Verantwortlich dafür sind mehrere Faktoren: In Frankreich steigt bei Kälte der Strombedarf enorm. Gleichzeitig waren im Mittel 8 der 58 Atomkraftwerke im Land nicht verfügbar. Und schließlich war auch, wie das Internationale Wirtschaftsforum Regenerative Energien in Münster mitteilt, die französische Wasserkraft im Januar sehr schwach. (…)
Das Problem der französischen Energiewirtschaft zeigen übrigens auch die historischen Verbrauchsspitzen: Im kalten Februar 2012 stieg die Last im dortigen Stromnetz zeitweise bis auf 102 Gigawatt an. Deutschland kam zeitgleich mit 88 Gigawatt aus – trotz einer um fast ein Viertel höheren Einwohnerzahl.
Dass die Situation nicht ein allgemeines Problem ist, sondern sich besonders an den sozialen Rändern in Frankreich auswirkt, ist in einem Artikel von Telepolis vom 30. Januar 2020 beschrieben, den ich meinen Lesern besonders ans Herz lege.
Wir haben also keinen Spielraum mehr für Desinformationen, wir haben keinen Spielraum, um das Pariser Abkommen mit dem Ziel 1,5 Grad außer Acht zu lassen. Und deshalb kann es keine Berufschancen mehr für Journalisten geben, die sich einen Dreck drum scheren, was die einfachsten Belange von Klima, Umweltschutz und Energiewende angeht. Sie müssen sich in den einfachsten Dingen der Energiewende auskennen und dazu gehört auch der Energiesystemkonflikt, nach dem gerade der Journalismus es ist, der mit jeder Menge Desinformationen der alten Energiekonzerne gefüttert wird, damit ihr altes Geschäft mit Kohle, Gas, Erdöl und Atom noch ein paar Jährchen weitergehen kann. Es geht um die Vermittlung von Wissen und tatsächlichen Hintergründen. Dafür braucht es aufgeklärte Journalisten und aufklärenden Journalismus.
Sonnige Grüße
Klaus Müller
energiewende-rocken und eemag
P.S. Ach ja, ich hatte es bereits vergessen, genau mit der Behauptung, Deutschland würde bereits mehr Atomstrom aus Frankreich beziehen als umgekehrt, hatte es doch die neue Plattform “ThePionieer”, von Gabor Steingart, auch ein Journalist, der sich jetzt eher im halbseidenen Format der Desinformationen bewegt, versucht. Und dazu hatte er die Situation genauestens analysiert und eine Grafik erstellen lassen. Wirklich dumm daran war aber, dass er sich überhaupt nicht mit Quellen und Interpretationen von Zahlen und Grafiken auskannte. Sollte es da vielleicht sogar Verbindungen zu Christian Sievers geben? Ich meine ja nur…

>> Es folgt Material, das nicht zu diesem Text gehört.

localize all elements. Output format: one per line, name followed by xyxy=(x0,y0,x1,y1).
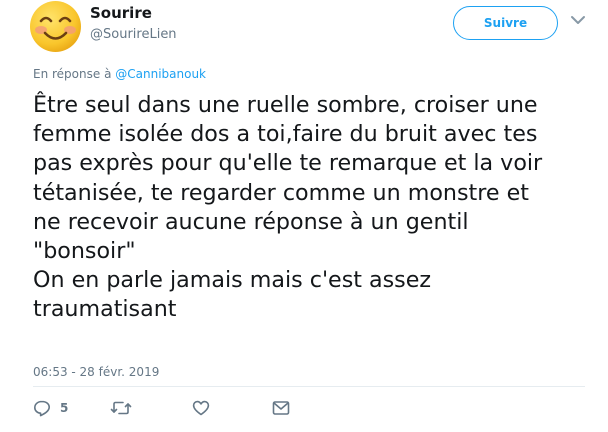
reply-context: En réponse à @Cannibanouk xyxy=(33,67,206,81)
follow-button[interactable]: Suivre xyxy=(453,6,558,40)
reply-context-prefix: En réponse à xyxy=(33,67,112,81)
direct-message-button[interactable] xyxy=(272,397,290,419)
retweet-button[interactable] xyxy=(110,397,132,419)
divider xyxy=(33,386,585,387)
tweet-actions: 5 xyxy=(0,397,608,421)
tweet-card: Sourire @SourireLien Suivre En réponse à… xyxy=(0,0,608,432)
reply-count: 5 xyxy=(60,401,69,415)
reply-icon xyxy=(34,400,50,417)
like-icon xyxy=(192,400,210,416)
like-button[interactable] xyxy=(192,397,210,419)
username[interactable]: @SourireLien xyxy=(90,27,177,42)
reply-mention-link[interactable]: @Cannibanouk xyxy=(115,67,206,81)
tweet-text: Être seul dans une ruelle sombre, croise… xyxy=(33,92,543,323)
direct-message-icon xyxy=(272,401,290,415)
avatar[interactable] xyxy=(29,0,82,53)
tweet-timestamp[interactable]: 06:53 - 28 févr. 2019 xyxy=(33,365,159,379)
reply-button[interactable]: 5 xyxy=(33,397,68,419)
smiling-face-emoji-icon xyxy=(30,1,81,52)
retweet-icon xyxy=(110,401,132,415)
display-name[interactable]: Sourire xyxy=(90,4,152,22)
chevron-down-icon[interactable] xyxy=(570,14,586,26)
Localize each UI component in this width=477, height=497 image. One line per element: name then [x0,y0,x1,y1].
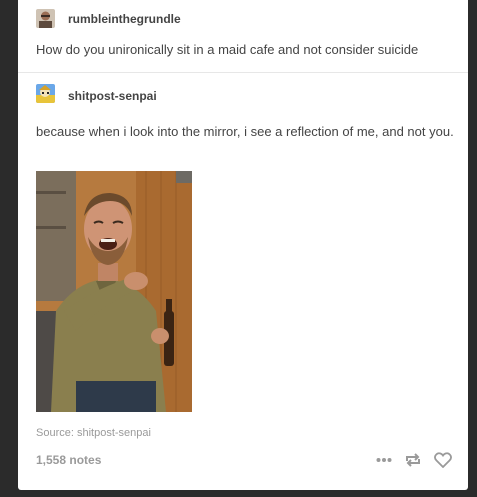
post-text: because when i look into the mirror, i s… [36,124,454,139]
anime-avatar-icon [36,84,55,103]
post-card: rumbleinthegrundle How do you unironical… [18,0,468,490]
more-icon [376,458,392,462]
username[interactable]: rumbleinthegrundle [68,12,181,26]
avatar[interactable] [36,9,55,28]
username[interactable]: shitpost-senpai [68,89,157,103]
user-avatar-icon [36,9,55,28]
post-actions [376,449,452,471]
reblog-icon [406,453,420,467]
notes-count[interactable]: 1,558 notes [36,453,101,467]
post-photo[interactable] [36,171,192,412]
avatar[interactable] [36,84,55,103]
source-link[interactable]: Source: shitpost-senpai [36,427,151,439]
more-button[interactable] [376,457,392,463]
heart-icon [434,452,452,468]
reblog-post: shitpost-senpai because when i look into… [18,73,468,173]
original-post: rumbleinthegrundle How do you unironical… [18,0,468,72]
photo-laughing-man-pointing-icon [36,171,192,412]
post-text: How do you unironically sit in a maid ca… [36,42,419,57]
reblog-button[interactable] [404,452,422,468]
like-button[interactable] [434,452,452,468]
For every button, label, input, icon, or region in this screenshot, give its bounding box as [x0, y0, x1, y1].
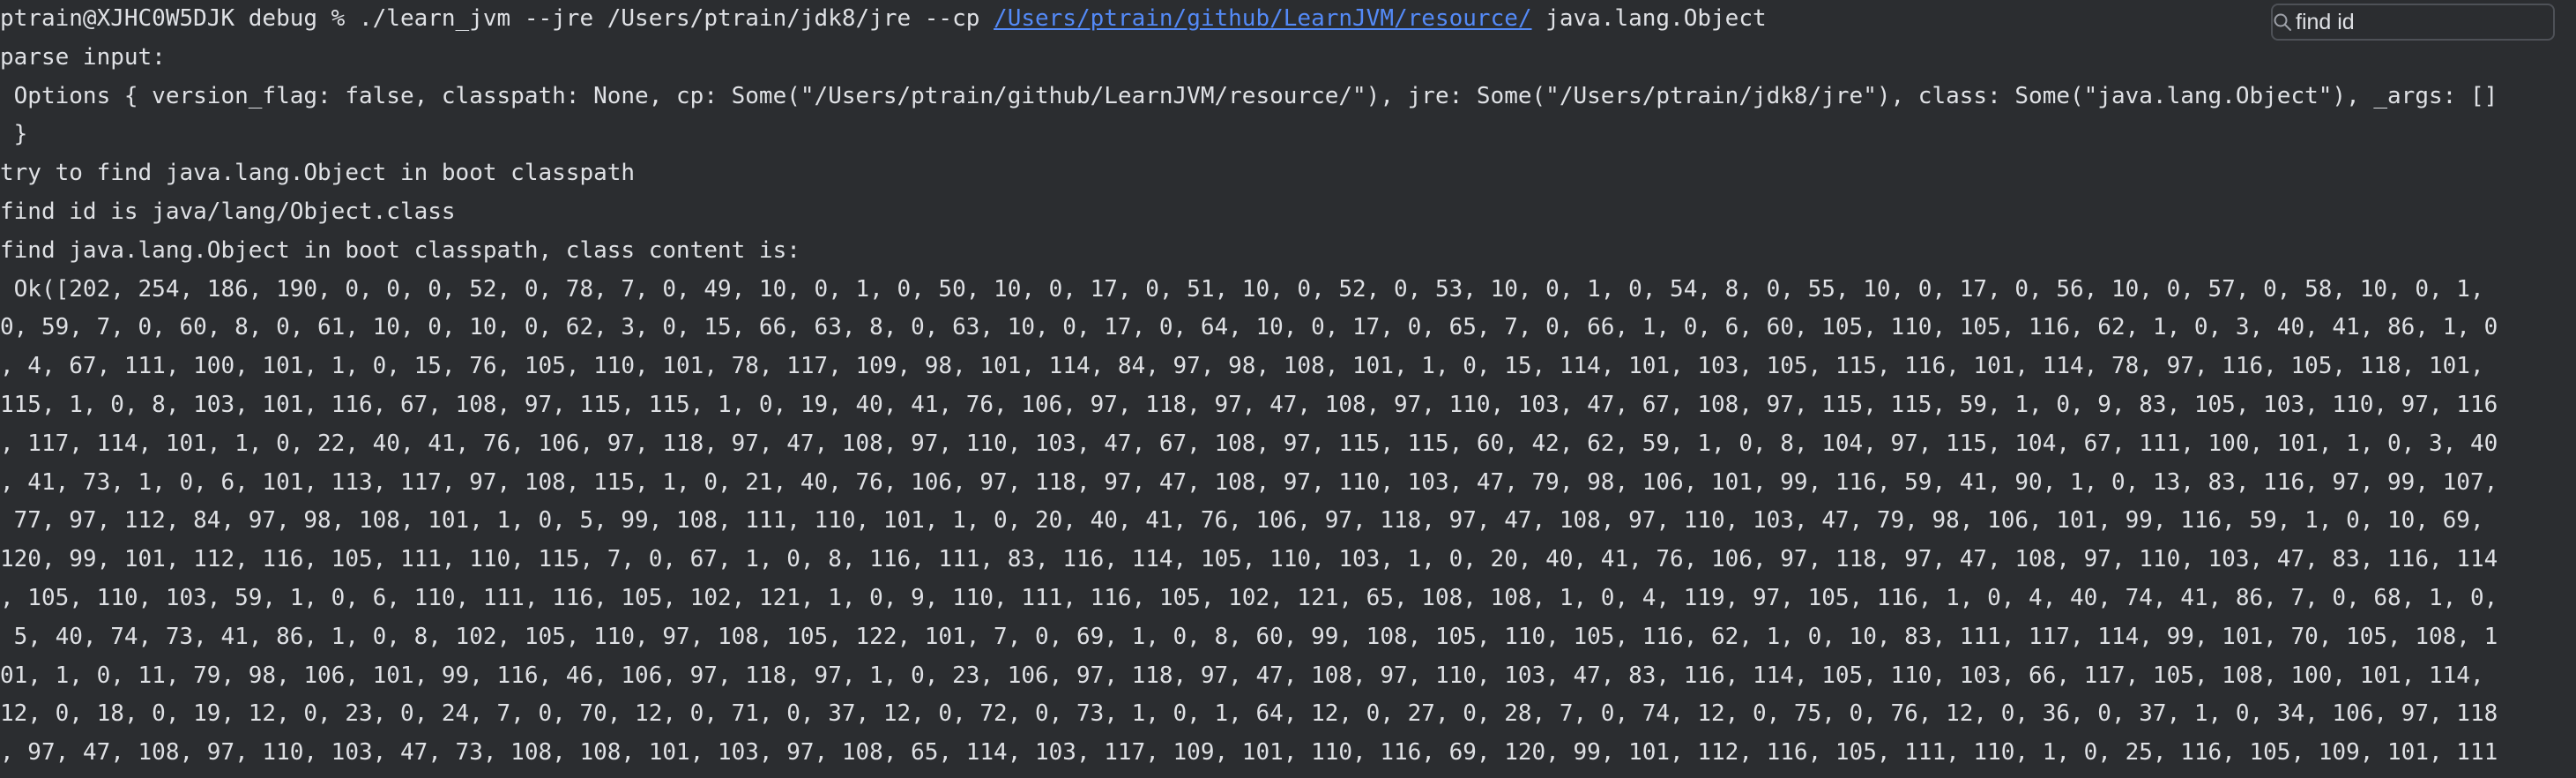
output-line: Options { version_flag: false, classpath…	[0, 82, 2512, 109]
output-line: , 105, 110, 103, 59, 1, 0, 6, 110, 111, …	[0, 584, 2498, 611]
output-line: 120, 99, 101, 112, 116, 105, 111, 110, 1…	[0, 546, 2498, 573]
output-line: Ok([202, 254, 186, 190, 0, 0, 0, 52, 0, …	[0, 275, 2498, 303]
output-line: find id is java/lang/Object.class	[0, 198, 456, 225]
output-line: , 117, 114, 101, 1, 0, 22, 40, 41, 76, 1…	[0, 430, 2498, 457]
search-icon[interactable]	[2273, 5, 2292, 39]
output-line: , 41, 73, 1, 0, 6, 101, 113, 117, 97, 10…	[0, 468, 2498, 496]
output-line: 01, 1, 0, 11, 79, 98, 106, 101, 99, 116,…	[0, 662, 2484, 689]
output-line: }	[0, 121, 28, 148]
command-arg: java.lang.Object	[1531, 5, 1767, 32]
output-line: try to find java.lang.Object in boot cla…	[0, 160, 636, 187]
find-input[interactable]	[2292, 5, 2576, 39]
output-line: , 4, 67, 111, 100, 101, 1, 0, 15, 76, 10…	[0, 353, 2484, 380]
output-line: 12, 0, 18, 0, 19, 12, 0, 23, 0, 24, 7, 0…	[0, 700, 2498, 728]
output-line: find java.lang.Object in boot classpath,…	[0, 236, 800, 264]
output-line: parse input:	[0, 43, 166, 71]
resource-path-link[interactable]: /Users/ptrain/github/LearnJVM/resource/	[994, 5, 1531, 32]
command-prompt-line: ptrain@XJHC0W5DJK debug % ./learn_jvm --…	[0, 0, 2576, 39]
find-bar	[2271, 4, 2576, 41]
output-line: 5, 40, 74, 73, 41, 86, 1, 0, 8, 102, 105…	[0, 623, 2498, 650]
output-line: , 97, 47, 108, 97, 110, 103, 47, 73, 108…	[0, 739, 2498, 767]
output-line: 115, 1, 0, 8, 103, 101, 116, 67, 108, 97…	[0, 391, 2498, 418]
terminal-output[interactable]: ptrain@XJHC0W5DJK debug % ./learn_jvm --…	[0, 0, 2576, 778]
output-lines: parse input: Options { version_flag: fal…	[0, 39, 2576, 773]
command-text: ptrain@XJHC0W5DJK debug % ./learn_jvm --…	[0, 5, 994, 32]
output-line: 0, 59, 7, 0, 60, 8, 0, 61, 10, 0, 10, 0,…	[0, 314, 2498, 341]
output-line: 77, 97, 112, 84, 97, 98, 108, 101, 1, 0,…	[0, 507, 2484, 535]
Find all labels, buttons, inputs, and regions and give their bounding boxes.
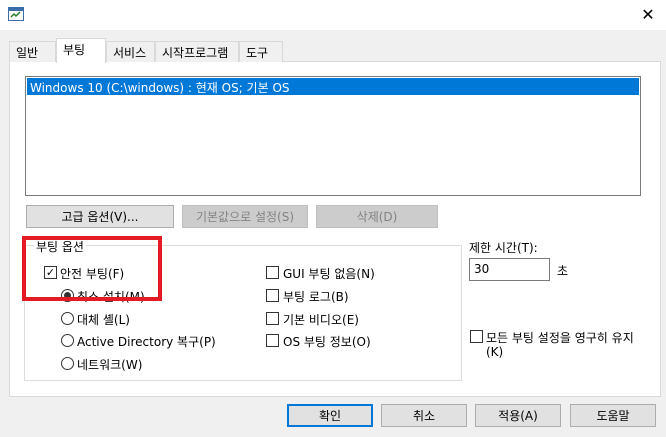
checkmark-icon: ✓ bbox=[45, 266, 56, 279]
timeout-label: 제한 시간(T): bbox=[469, 241, 538, 255]
apply-button[interactable]: 적용(A) bbox=[475, 404, 561, 427]
boot-log-label: 부팅 로그(B) bbox=[283, 290, 349, 304]
radio-selected-dot bbox=[64, 292, 71, 299]
ok-button[interactable]: 확인 bbox=[287, 404, 373, 427]
tab-startup[interactable]: 시작프로그램 bbox=[155, 41, 239, 62]
safe-boot-label: 안전 부팅(F) bbox=[60, 267, 125, 281]
tab-tools[interactable]: 도구 bbox=[239, 41, 283, 62]
close-icon: ✕ bbox=[641, 4, 655, 24]
cancel-button[interactable]: 취소 bbox=[381, 404, 467, 427]
timeout-input[interactable]: 30 bbox=[469, 258, 550, 281]
os-boot-info-checkbox[interactable] bbox=[266, 334, 279, 347]
close-button[interactable]: ✕ bbox=[634, 2, 662, 26]
help-button[interactable]: 도움말 bbox=[570, 404, 656, 427]
minimal-radio[interactable] bbox=[61, 289, 74, 302]
make-permanent-label-line2: (K) bbox=[486, 345, 504, 359]
no-gui-boot-label: GUI 부팅 없음(N) bbox=[283, 267, 375, 281]
tab-general[interactable]: 일반 bbox=[9, 41, 56, 62]
os-list[interactable]: Windows 10 (C:\windows) : 현재 OS; 기본 OS bbox=[25, 76, 641, 196]
delete-button[interactable]: 삭제(D) bbox=[316, 205, 438, 228]
base-video-label: 기본 비디오(E) bbox=[283, 313, 359, 327]
tab-label: 일반 bbox=[16, 46, 39, 60]
tab-boot[interactable]: 부팅 bbox=[56, 38, 106, 63]
alternate-shell-label: 대체 셸(L) bbox=[77, 313, 130, 327]
no-gui-boot-checkbox[interactable] bbox=[266, 266, 279, 279]
tab-services[interactable]: 서비스 bbox=[106, 41, 155, 62]
title-bar bbox=[0, 0, 666, 30]
timeout-unit: 초 bbox=[557, 264, 569, 278]
network-radio[interactable] bbox=[61, 357, 74, 370]
tab-label: 서비스 bbox=[113, 46, 147, 60]
ad-repair-label: Active Directory 복구(P) bbox=[77, 335, 216, 349]
os-list-item[interactable]: Windows 10 (C:\windows) : 현재 OS; 기본 OS bbox=[27, 78, 639, 95]
alternate-shell-radio[interactable] bbox=[61, 312, 74, 325]
boot-options-title: 부팅 옵션 bbox=[34, 238, 86, 255]
boot-log-checkbox[interactable] bbox=[266, 289, 279, 302]
minimal-label: 최소 설치(M) bbox=[77, 290, 145, 304]
network-label: 네트워크(W) bbox=[77, 358, 143, 372]
safe-boot-checkbox[interactable]: ✓ bbox=[44, 266, 57, 279]
base-video-checkbox[interactable] bbox=[266, 312, 279, 325]
os-boot-info-label: OS 부팅 정보(O) bbox=[283, 335, 371, 349]
tab-label: 도구 bbox=[246, 46, 269, 60]
set-default-button[interactable]: 기본값으로 설정(S) bbox=[182, 205, 308, 228]
os-entry-label: Windows 10 (C:\windows) : 현재 OS; 기본 OS bbox=[30, 81, 290, 95]
tab-label: 부팅 bbox=[63, 43, 86, 57]
make-permanent-checkbox[interactable] bbox=[470, 330, 483, 343]
advanced-options-button[interactable]: 고급 옵션(V)... bbox=[26, 205, 174, 228]
msconfig-app-icon bbox=[8, 7, 24, 21]
ad-repair-radio[interactable] bbox=[61, 334, 74, 347]
make-permanent-label: 모든 부팅 설정을 영구히 유지 bbox=[486, 331, 634, 345]
tab-label: 시작프로그램 bbox=[162, 46, 229, 60]
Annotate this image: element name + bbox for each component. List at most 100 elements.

Und so wie es aktuell steht ist der Artikel über Steingart jetzt 4.719 mal gelesen, oder geklickt worden. Für meine Verhältnisse nicht schlecht.
Ach ja, und noch etwas, das Medienversagen in Sachen Energiewende und Klimaschutz findet sich natürlich auch in der ARD. Nun muss man ja wirklich betonen, in den Sendern gibt es auch andere, nur bisher haben die alten und neuen Hirsche das Sagen und sind in der Mehrzahl auf dem Sender.